2 Corinthians 5:17, “ This means that anyone who belongs to Christ has become a new person. The old life is gone; a new life has begun” (NLT)
Old life, new life. The past couple of weeks Dale and I have been working outside. We have been cutting back some old life and making plans for some new life. A redesign of the exterior of our home. Nothing major, just taking out some trees and replacing them in the future with fruit trees. Recently Dale planted some berry bushes. Watching them grow and sprout into full growth is interesting. At times we wondered if they would make it. We wondered if the placement of the bushes was the right one. Will they get enough sun? Will they get too much sun?

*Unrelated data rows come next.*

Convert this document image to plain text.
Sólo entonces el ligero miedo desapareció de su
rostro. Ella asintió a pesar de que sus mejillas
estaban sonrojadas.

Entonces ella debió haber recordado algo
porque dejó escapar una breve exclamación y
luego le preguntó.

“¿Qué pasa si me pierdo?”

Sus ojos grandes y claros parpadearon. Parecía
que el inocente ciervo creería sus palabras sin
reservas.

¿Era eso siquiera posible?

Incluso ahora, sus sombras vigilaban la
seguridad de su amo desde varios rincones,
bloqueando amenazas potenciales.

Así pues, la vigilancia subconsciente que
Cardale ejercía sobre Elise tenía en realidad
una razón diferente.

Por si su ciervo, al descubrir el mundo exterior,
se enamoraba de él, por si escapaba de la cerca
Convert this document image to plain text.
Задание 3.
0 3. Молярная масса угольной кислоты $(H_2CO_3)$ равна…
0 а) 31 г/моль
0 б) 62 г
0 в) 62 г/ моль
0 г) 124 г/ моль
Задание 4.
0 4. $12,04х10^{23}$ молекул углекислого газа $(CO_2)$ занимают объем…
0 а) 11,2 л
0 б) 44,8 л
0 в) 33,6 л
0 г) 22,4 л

As I began with this scripture, my mind was flooded with ideas about old life versus new life. Nicodemus wondered also when our Lord told him that he must be born again. I know I often rebelled at the thought of being a born-again Christian. I thought it was for weak people, or people who didn’t know who Jesus was. I was raised in church, I went to parochial school, I knew Jesus. I was a good person. That was all true, but for me, there came a point in my life that I knew I needed more. Once I became a born-again Christian, I discovered a whole new life for myself. The peace I experienced was different than everything else I had previously experienced. I understood what it meant for the old life to pass away and a new life beginning.
I didn’t expect as many changes that happened as result of becoming one of those Jesus people. I truly felt new. Although that was 45 years ago, I still feel like I am learning and growing. The excitement for life is vital to me. Yes, I have bad days and days that seem to linger forever, but, the basic part of me is so glad I discovered that new life.